When captured by Ukrainian soldiers, many wore red or white rubber wristbands, or both, signifying they had either disease, both widespread in the Russian prison system. They were made to wear the wristbands ostensibly as a warning to other soldiers in case they were wounded, although they would not necessarily be infectious if properly medicated.
Anti-viral medication can indefinitely treat H.I.V. and suppress the virus to the point where an individual is not infectious. Ukraine allows those who are H.I.V. positive to serve in combat roles with approval from their commanders. The United States does not allow people who are H.I.V. positive to enlist, but lets soldiers who become infected continue to serve while receiving treatment.
“If a person is in treatment, and continues treatment, the virus can be undetectable and he can serve, he can work and is not dangerous to those around him,” said Dr.
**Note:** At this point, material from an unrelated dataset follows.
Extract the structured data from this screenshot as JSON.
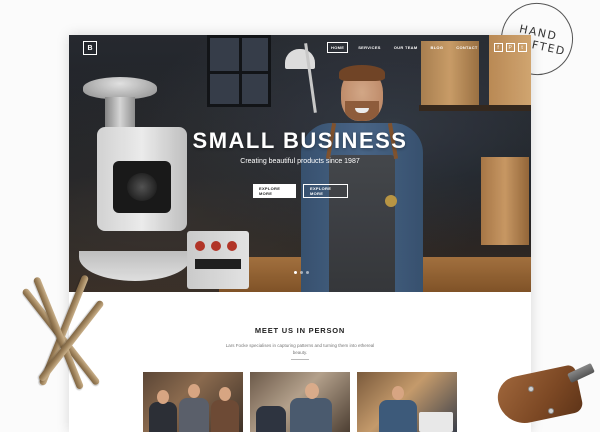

Iryna Dizha, a medical adviser to 100 Percent Life, an H.I.V. advocacy group in Ukraine.
The wristbands pose a risk to those wearing them. They are intended to protect other soldiers from infection if the wearer suffers a bloody battlefield wound, the prisoners of war said. Reluctance of fellow soldiers or medics to be exposed to the blood, however, could delay first aid.
Another H.I.V.-positive prisoner of war who fought in the Wagner group, Yevgeny, said that he had suffered a gunshot wound a month before his capture by Ukrainian forces, according to a videotaped interrogation by Ukraine’s domestic intelligence agency that was reviewed by The Times. He had received timely medical help despite wearing a red bracelet, he said, but was treated in a hospital where he felt doctors were careless about infecting other patients.
“There were no conditions for the H.I.V. infected,” he said. “We were all treated together, the healthy and the unhealthy.”
And in the chaos of battle the bracelets serve little purpose, said Vadim, 31, who was convicted of robbery and served in Wagner before being captured in a bunker.
After Ukrainian soldiers tossed several hand grenades into the bunker, the Russian soldiers, including two who were H.I.V. positive, hunkered in a corner. Three of 10 soldiers in the bunker were killed and most others wounded, Vadim said. He emerged splattered with blood. “I was always afraid of this disease,” he said in an interview at a Ukrainian detention site. After the exposure, he tested negative.
Since the summer, about 50,000 prisoners have signed up to fight in Ukraine, roughly 10 percent of the incarcerated population, according to Russia Behind Bars, a nongovernmental group monitoring Russian prisons.
Ukraine’s military intelligence agency said in a statement last fall that some captured soldiers had H.I.V. and hepatitis C. The domestic intelligence agency has made available videos of interrogations with Wagner prisoners of war describing H.I.V. infection and showing red bracelets. The Ukrainian authorities provide anti-viral medicine to H.I.V.-positive prisoners of war.
H.I.V., hepatitis C and tuberculosis, including drug-resistant strains, are prevalent in Russian prisons and penal colonies. About 10 percent of Russia’s incarcerated population is H.I.V.-positive, said Olga Romanova, the director of Russia Behind Bars. About a third of the total inmate population has at least one of those three infections, she said.
In interviews, H.I.V.-positive prisoners of war said they were asked only to do push-ups before a recruiter to prove their fitness to serve.
Ruslan, 42, had served one year of an 11-year sentence for drug dealing when he joined Wagner in December. The medications he received in a penal colony were not suppressing the virus, he said, and he feared for his life.
Last year, he had been bedridden for weeks with pneumonia. Ruslan said that after joining Wagner he had a mild bout of pneumonia at a training camp in January. A month later, he was sent on a human wave assault in Bakhmut and was captured.
Ruslan said he welcomed Wagner’s policy of accepting H.I.V.-positive inmates. He said he thought he would die in any case from his illness in prison and accepted the frontline for a chance at freedom and treatment.
“If you have a long sentence,” he said, “it gives you a chance to begin life again.”